Guardians of the Galaxy Vol. 2 (2017)

Much like a classic mix tape, “Vol. 2” of “Guardians of the Galaxy” is a movie that’s similar in theme to its predecessor but feels fresh and original. Director James Gunn delivered a truly remarkable adaptation in 2014, and now he offers up a sequel that’s just as good, with a hefty narrative that thankfully has so much going on, but never loses sight of its central themes of family, love, and how music is the soundtrack of our lives. With “Guardians” the group of Starlord, Gamorra, Groot, Rocket, and Drax are back committing to a difficult job for a race of aliens called the Sovereign. They’re tasked with killing a vicious monster called the Abilisk and protecting priceless batteries. In exchange, they give Gamorra her sister Nebula back, who has been held prisoner.

After Gamorra vows to bring her to prison for her crimes, Rocket runs afoul the race, stealing from the very batteries they were protecting. When the Sovereign race fails to capture them, leader Ayesha hires Yondu, who is now an exiled bounty hunter who is kicked out of the Ravagers for Child trafficking. He is sent to capture Peter Quill and his team for their crimes. When they’re stranded on a distant plan after crashing while fleeing the Sovereign, Peter and Rocket begin to feud about control over the team. Meanwhile, Peter is confronted by a mysterious man named Ego, who claims to be his long lost father. Despite the inherently impossible to adapt ideas of the more science fiction oriented concepts of the Marvel Universe, director James Gunn is able to bring them to the screen with immense originality.

You’d think realizing Ego the Living Planet would be an odd turn of events, but Gunn makes it work grounding it in as much logic as possible, while Kurt Russell’s stellar supporting turn makes the character enigmatic but entertaining. Gunn is also always true to his comedic sensibilities, unfolding an epic and action packed science fiction adventure that becomes a personal journey for the entire team. He even places greater focus on Nebula, who becomes a unique anti-hero, and manages to introduce a few new dynamic characters including Ego, played brilliantly by Kurt Russell, and Mantis. Pom Klementieff is an absolute scene stealer as the bug like heroine who has the ability to read emotions and is learning the concept as she follows the Guardians in their battles. “Vol. 2” is a sequel but never feels like the first film ended too long ago.

Director James Gunn never loses a beat, jumping right back in to the universe all over again as if we never left them, and allowing the excellent seventies soundtrack to emphasize the unique emotions and conflicts. Where Peter Quill endured building a weird but loyal family in the first film, here, he’s faced with the idea of the father figure and what they mean to his life. The meeting with Ego reveals a lot about what he’s capable of, and what powers he might yield. Most interesting though, is the concept of what is a father, which constantly keeps Peter Quill splitting loyalties between Ego, the one who helped conceive him, and Yondu, the one who raised him. Gunn also allows a spot light for the more minor characters from the first film, giving Nebula a richer complexity behind her hatred for Gamorra.

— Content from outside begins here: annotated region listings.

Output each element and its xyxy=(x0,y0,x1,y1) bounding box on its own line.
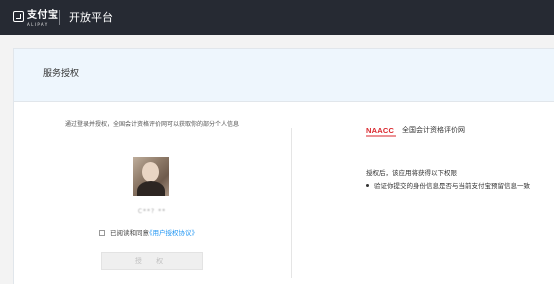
naacc-logo-underline xyxy=(366,135,396,137)
agreement-checkbox[interactable] xyxy=(99,230,105,236)
alipay-logo-text[interactable]: 支付宝 xyxy=(27,10,59,21)
alipay-logo-subtext: ALIPAY xyxy=(27,22,49,27)
top-navigation-bar: 支付宝 ALIPAY 开放平台 xyxy=(0,0,554,35)
user-agreement-link[interactable]: 《用户授权协议》 xyxy=(146,229,198,238)
agreement-label: 已阅读和同意 xyxy=(110,229,149,237)
auth-intro-text: 通过登录并授权，全国会计资格评价网可以获取你的部分个人信息 xyxy=(64,121,239,128)
panel-divider xyxy=(291,128,292,278)
platform-title[interactable]: 开放平台 xyxy=(69,11,113,24)
alipay-logo-icon[interactable] xyxy=(13,11,24,22)
naacc-logo: NAACC xyxy=(366,126,397,140)
permission-text: 验证你提交的身份信息是否与当前支付宝预留信息一致 xyxy=(374,182,530,190)
bullet-icon xyxy=(366,183,369,187)
auth-content: 通过登录并授权，全国会计资格评价网可以获取你的部分个人信息 C**? ** 已阅… xyxy=(13,48,554,284)
permission-item: 验证你提交的身份信息是否与当前支付宝预留信息一致 xyxy=(366,182,530,190)
user-avatar xyxy=(133,157,169,196)
authorize-button[interactable]: 授 权 xyxy=(101,252,203,270)
permissions-title: 授权后，该应用将获得以下权限 xyxy=(366,169,457,177)
user-name: C**? ** xyxy=(137,208,167,215)
header-divider xyxy=(59,10,60,25)
naacc-logo-text: NAACC xyxy=(366,126,395,135)
org-name: 全国会计资格评价网 xyxy=(402,126,465,134)
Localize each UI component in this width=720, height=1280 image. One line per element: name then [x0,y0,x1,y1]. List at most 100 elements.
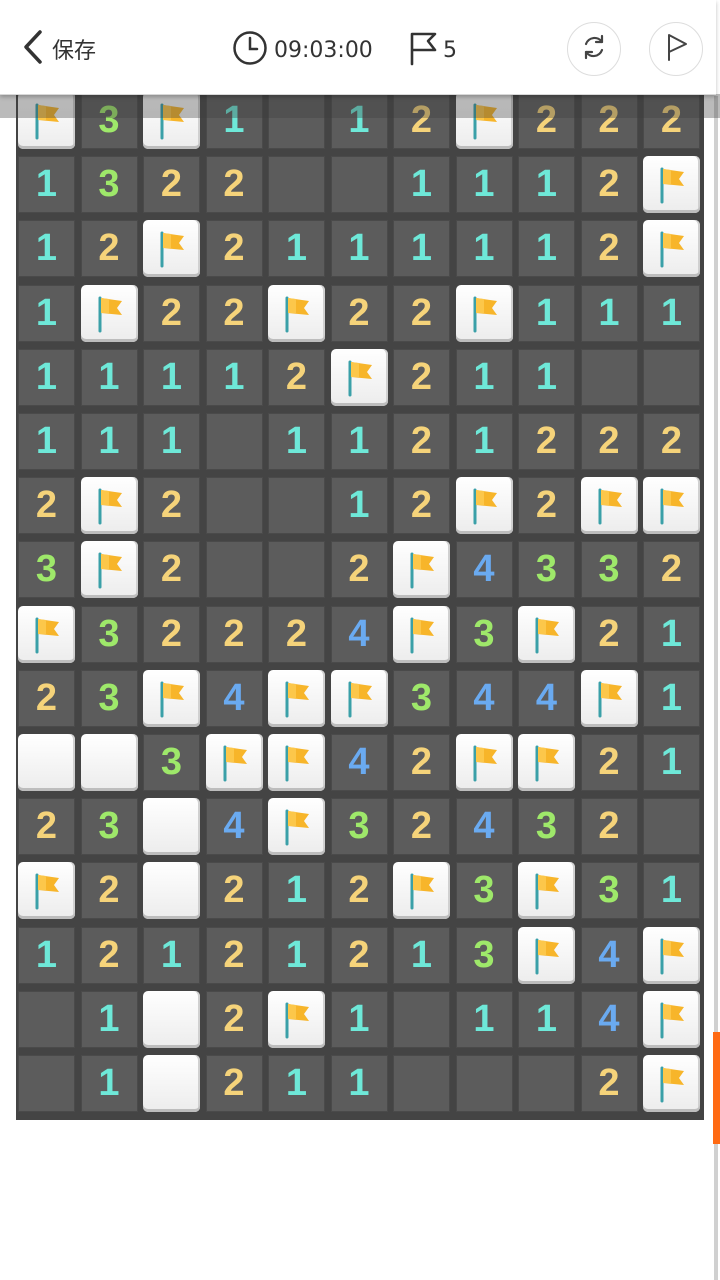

All the while Michael Rooker has a chance to charm once again as the anti-hero Yondu, who is forced to pay for his crimes, and endures a rough journey of redemption alongside unlikely allies Groot and Rocket. While “Guardians Vol. 2” is true to its roots as an action packed science fiction film with rich themes about family, Gunn also never loses sight of what makes the Guardians so entertaining. Through it all, they’re still a group of mismatched thieves and bounty hunters with an unspoken bond and love demonstrated through actions and not words. “Guardians of the Galaxy Vol. 2” is a stellar sequel filled with surprises, laughs, and an incredible soundtrack. It’s the exact kind of follow up I was hoping for, as it expands the Marvel universe, while keeping its narrative about family simple and down to Earth.